At the center of many neuromorphic computing concepts is a component known as a memristor. Unlike conventional transistors, memristors can retain memory states even when power is removed. They also behave somewhat like artificial synapses whose connection strengths can change over time.

However, existing memristors come with major limitations. Most oxide-based memristors operate by forming and rupturing tiny conductive filaments within the material. These microscopic conductive pathways form somewhat randomly, making the devices unpredictable from one switching cycle to another.

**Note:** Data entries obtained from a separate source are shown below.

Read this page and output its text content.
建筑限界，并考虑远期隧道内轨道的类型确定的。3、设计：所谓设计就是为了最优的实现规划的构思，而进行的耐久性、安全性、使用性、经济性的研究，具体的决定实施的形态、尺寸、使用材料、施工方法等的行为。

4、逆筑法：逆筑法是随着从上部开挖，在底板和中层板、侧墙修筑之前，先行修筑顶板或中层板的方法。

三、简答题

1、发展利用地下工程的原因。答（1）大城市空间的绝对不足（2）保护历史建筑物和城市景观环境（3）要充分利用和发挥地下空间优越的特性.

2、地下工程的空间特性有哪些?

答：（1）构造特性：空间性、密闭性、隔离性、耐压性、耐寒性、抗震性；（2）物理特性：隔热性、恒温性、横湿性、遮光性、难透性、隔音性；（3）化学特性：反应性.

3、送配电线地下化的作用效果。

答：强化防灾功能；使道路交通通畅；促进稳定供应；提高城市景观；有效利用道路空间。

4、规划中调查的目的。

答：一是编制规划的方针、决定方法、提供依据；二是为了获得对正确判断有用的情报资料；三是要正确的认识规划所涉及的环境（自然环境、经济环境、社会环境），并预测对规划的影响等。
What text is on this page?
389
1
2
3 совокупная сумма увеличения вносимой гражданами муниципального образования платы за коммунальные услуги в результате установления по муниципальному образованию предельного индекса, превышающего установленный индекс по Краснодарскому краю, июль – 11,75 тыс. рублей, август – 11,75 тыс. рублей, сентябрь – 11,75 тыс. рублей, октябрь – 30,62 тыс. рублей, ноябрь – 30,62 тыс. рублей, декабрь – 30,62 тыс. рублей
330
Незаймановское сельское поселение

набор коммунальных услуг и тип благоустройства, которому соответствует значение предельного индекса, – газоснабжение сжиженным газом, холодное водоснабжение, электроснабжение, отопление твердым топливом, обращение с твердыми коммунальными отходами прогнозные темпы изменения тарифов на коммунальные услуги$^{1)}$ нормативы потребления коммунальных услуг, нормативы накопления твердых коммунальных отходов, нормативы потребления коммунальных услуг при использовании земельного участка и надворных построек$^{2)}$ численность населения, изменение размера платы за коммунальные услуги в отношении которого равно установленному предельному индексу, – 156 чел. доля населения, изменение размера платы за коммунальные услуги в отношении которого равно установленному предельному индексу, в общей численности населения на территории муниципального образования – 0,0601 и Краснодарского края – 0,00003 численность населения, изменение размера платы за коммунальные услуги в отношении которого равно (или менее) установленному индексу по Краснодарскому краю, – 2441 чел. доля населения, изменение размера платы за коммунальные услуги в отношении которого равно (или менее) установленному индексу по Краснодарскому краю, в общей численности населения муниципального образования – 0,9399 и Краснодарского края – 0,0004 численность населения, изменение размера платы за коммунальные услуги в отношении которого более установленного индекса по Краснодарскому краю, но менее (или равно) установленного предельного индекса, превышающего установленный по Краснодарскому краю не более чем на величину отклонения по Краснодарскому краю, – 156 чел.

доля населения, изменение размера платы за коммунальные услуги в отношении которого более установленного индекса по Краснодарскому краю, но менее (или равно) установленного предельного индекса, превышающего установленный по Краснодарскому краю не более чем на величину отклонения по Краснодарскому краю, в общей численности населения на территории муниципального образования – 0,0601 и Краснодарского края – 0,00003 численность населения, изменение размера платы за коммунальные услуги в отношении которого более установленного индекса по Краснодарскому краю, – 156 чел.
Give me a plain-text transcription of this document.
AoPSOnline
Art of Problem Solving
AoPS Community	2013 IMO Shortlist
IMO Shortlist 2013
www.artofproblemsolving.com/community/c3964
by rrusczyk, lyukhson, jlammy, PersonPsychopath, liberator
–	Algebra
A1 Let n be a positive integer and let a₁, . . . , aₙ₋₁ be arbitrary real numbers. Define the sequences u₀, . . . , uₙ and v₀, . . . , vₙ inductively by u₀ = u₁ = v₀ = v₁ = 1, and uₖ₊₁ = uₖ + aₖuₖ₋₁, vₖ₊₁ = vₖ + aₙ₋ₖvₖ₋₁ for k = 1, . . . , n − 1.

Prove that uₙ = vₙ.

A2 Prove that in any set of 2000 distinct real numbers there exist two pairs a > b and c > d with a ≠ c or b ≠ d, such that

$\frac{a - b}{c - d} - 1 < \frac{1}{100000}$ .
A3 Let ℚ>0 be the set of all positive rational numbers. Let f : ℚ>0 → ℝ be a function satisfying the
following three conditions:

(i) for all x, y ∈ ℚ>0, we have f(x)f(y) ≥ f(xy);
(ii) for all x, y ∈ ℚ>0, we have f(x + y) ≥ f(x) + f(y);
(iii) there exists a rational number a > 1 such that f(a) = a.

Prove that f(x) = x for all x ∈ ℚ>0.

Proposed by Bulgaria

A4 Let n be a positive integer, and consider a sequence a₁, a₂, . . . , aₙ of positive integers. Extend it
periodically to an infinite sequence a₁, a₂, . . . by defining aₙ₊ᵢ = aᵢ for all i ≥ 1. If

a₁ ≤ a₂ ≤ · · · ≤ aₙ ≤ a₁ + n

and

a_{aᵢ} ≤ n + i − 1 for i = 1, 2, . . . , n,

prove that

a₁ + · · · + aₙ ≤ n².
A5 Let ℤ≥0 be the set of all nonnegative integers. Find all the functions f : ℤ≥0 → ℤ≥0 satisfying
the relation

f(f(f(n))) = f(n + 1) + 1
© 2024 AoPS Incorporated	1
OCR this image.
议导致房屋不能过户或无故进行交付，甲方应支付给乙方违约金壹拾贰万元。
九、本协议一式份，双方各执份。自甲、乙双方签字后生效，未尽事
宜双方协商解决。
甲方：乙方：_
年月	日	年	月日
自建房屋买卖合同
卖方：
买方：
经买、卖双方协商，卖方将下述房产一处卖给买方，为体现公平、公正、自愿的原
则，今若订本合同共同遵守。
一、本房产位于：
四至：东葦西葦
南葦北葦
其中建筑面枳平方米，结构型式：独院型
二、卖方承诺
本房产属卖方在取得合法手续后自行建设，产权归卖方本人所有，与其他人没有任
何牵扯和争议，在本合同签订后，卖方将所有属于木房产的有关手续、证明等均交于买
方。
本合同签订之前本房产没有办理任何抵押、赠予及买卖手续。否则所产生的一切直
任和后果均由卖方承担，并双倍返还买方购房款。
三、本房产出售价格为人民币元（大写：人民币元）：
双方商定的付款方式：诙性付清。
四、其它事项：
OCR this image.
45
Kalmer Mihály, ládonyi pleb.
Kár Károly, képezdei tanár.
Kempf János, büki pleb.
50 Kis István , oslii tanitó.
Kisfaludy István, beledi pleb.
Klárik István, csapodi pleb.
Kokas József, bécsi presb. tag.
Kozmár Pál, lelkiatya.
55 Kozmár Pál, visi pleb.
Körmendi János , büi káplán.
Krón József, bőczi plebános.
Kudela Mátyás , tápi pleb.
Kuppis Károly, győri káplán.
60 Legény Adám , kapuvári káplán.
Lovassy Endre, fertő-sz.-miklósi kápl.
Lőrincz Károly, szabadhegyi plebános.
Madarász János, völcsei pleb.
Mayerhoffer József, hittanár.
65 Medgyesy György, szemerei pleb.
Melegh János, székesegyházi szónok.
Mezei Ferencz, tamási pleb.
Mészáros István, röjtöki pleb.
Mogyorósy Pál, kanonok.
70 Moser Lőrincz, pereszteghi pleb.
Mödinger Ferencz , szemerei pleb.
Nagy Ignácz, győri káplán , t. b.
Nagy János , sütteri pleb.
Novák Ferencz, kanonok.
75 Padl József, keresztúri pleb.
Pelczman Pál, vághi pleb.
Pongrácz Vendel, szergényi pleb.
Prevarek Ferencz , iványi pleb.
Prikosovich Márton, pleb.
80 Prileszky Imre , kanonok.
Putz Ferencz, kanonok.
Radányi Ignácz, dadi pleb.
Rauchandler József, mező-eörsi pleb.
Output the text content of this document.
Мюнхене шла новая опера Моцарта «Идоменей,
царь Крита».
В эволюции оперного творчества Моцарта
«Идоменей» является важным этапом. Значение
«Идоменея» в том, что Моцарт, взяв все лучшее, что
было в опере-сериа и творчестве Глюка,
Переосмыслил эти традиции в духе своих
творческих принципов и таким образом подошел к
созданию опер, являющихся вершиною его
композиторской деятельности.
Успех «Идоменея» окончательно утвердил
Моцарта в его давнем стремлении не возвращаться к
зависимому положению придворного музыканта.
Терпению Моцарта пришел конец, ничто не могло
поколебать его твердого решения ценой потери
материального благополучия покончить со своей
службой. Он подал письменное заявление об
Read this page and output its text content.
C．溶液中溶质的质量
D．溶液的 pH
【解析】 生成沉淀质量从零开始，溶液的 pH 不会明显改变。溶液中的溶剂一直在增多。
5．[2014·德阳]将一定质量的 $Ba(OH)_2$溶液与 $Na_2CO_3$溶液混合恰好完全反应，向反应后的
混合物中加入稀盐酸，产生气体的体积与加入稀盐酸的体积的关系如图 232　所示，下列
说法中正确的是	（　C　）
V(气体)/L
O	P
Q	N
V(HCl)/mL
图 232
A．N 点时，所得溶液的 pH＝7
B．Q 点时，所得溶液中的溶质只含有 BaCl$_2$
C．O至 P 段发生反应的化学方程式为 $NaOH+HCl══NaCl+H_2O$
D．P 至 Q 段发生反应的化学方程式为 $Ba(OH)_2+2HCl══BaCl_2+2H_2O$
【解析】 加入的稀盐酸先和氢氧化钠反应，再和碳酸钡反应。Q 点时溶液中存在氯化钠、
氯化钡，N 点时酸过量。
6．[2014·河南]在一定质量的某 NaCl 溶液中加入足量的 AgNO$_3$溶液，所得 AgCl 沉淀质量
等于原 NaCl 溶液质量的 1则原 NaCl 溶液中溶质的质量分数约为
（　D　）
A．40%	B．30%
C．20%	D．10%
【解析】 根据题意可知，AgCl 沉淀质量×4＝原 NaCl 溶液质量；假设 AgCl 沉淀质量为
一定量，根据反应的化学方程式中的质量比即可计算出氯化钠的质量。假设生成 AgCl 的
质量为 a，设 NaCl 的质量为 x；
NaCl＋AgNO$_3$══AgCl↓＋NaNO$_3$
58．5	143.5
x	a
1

They also typically require relatively high voltages and consume more power than researchers would like for truly energy-efficient AI hardware.

In their study, published in the journal Science Advances, the Cambridge team took a completely different approach.

Instead of relying on conductive filaments, the researchers engineered a hafnium-oxide-based material that switches states through controlled changes at an internal electronic interface. By adding strontium and titanium into hafnium oxide and fabricating the material using a two-stage growth process, the team created what are effectively microscopic p-n junctions inside the device. These are the same kinds of electronic junctions used throughout conventional semiconductor electronics.

Rather than forming and destroying conductive pathways, the device changes its electrical resistance by modifying the height of an energy barrier at this internal junction. This allows for much smoother and more controllable switching behavior. According to the researchers, this solves one of the biggest problems in memristor technology: variability.

"Filamentary devices suffer from random behavior," says lead author Dr. Babak Bakhit. "But because our devices switch at the interface, they show outstanding uniformity from cycle to cycle and from device to device."